Energie et équité
de Ivan Illich

critiqué par Falgo, le 30 décembre 2012
(Lentilly - 85 ans)


La note:  étoiles
Un pionnier bien oublié
Très célèbre dans les années 1960-70, Ivan Illich est aujourd'hui bien oublié. Et pourtant, relire son essai "Energie et équité" fait regretter que sa pensée n'ait pas été assez prise en compte.
Car il s'agit bien d'une vraie pensée, une réflexion sur le devenir humain hors de modes, des habitudes et des systèmes intellectuels établis.

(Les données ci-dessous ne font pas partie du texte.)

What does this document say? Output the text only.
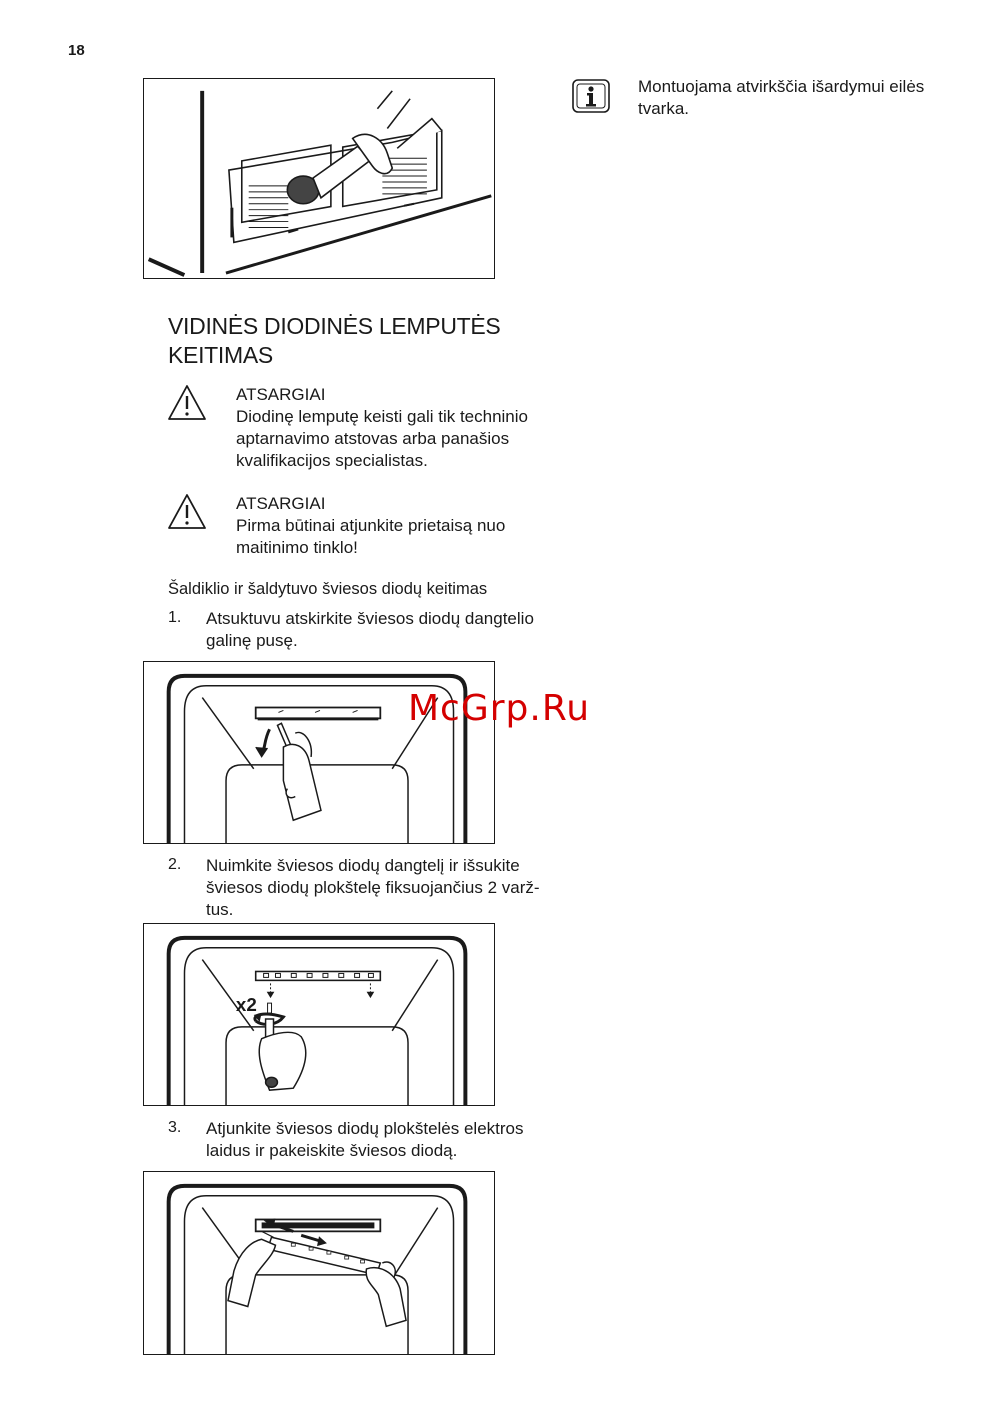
18
VIDINĖS DIODINĖS LEMPUTĖS KEITIMAS
ATSARGIAI
Diodinę lemputę keisti gali tik techninio aptarnavimo atstovas arba panašios kvalifikacijos specialistas.
ATSARGIAI
Pirma būtinai atjunkite prietaisą nuo maitinimo tinklo!
Šaldiklio ir šaldytuvo šviesos diodų keitimas
1. Atsuktuvu atskirkite šviesos diodų dangtelio galinę pusę.
McGrp.Ru
2. Nuimkite šviesos diodų dangtelį ir išsukite šviesos diodų plokštelę fiksuojančius 2 varžtus.
x2
3. Atjunkite šviesos diodų plokštelės elektros laidus ir pakeiskite šviesos diodą.
Montuojama atvirkščia išardymui eilės tvarka.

Une chape de mépris est tombée sur son oeuvre, dont témoigne en un certain sens la critique de Sakhti de ses oeuvres complètes.
Illich sort du cadre politico-économique qui a formaté notre monde depuis des siècles et donc des paradigmes explicatifs situés dans celui-là.
Pour Illich, en 1975 on est au lendemain du premier choc pétrolier, c'est fondamentalement une crise de l'énergie qui nous menace et, plus précisément la quantité d'énergie consommée par tête. "L'utilisation de hauts quanta d'énergie a des effets aussi destructeurs pour la structure sociale que pour le milieu physique." Il rejoint en cela Jared Diamond, mais c'est la structure sociale qui intéresse Illich, laissant à Diamond, qui ne le cite pas, l'environnement.
S'appuyant sur le fait que la technique moderne peut être économe en matière d'énergie, son avis est "qu'il faut qu'une société limite d'elle-même la consommation d'énergie de ses plus puissants citoyens." Il insiste sur la notion de seuil, paradigme essentiel de son oeuvre. Il existe un seuil, à déterminer, au delà duquel l'augmentation de la consommation d'énergie se fait au détriment de l'équité.
Il indique alors les dégradations des systèmes politiques, sociaux et culturels qui vont se dérouler, la principale étant la montée des inégalités, l'accroissement de la pauvreté des uns contribuant paradoxalement à la prospérité des plus riches.
Cela vous dit quelque chose?
L'un des points qui retient son attention est la démentielle quantité d'énergie dépensée au transport des personnes, imposition réalisée par le système industrio-capitaliste. Celui-ci induit une sur-consommation de produits qui est avec le mythe de la vitesse une des causes profondes de nos malheurs.
Illich pense donc à la voie d'une sortie de l'organisation actuelle du monde pour l'infléchir dans le sens d'une moindre consommation énergétique pour atteindre "à l'âge industriel de la mâturité technique". Cela signifie une profonde transformation de nos modes de vie individuelle et collective.
Par son refus du communisme comme du capitalisme, on comprend que la pensée d'Illich ait été ensevelie sous le sable de l'oubli. Sans aller jusqu'à ouvrir les portes d'un monde nouveau, ni à en dessiner les contours, il avait, très tôt, jeté les bases d'un indispensable renouveau. J'en trouve les traces, parmi d'autres auteurs, chez Edgar Morin qui, curieusement, ne se réfère pas à lui mais emprunte plusieurs de ses pistes.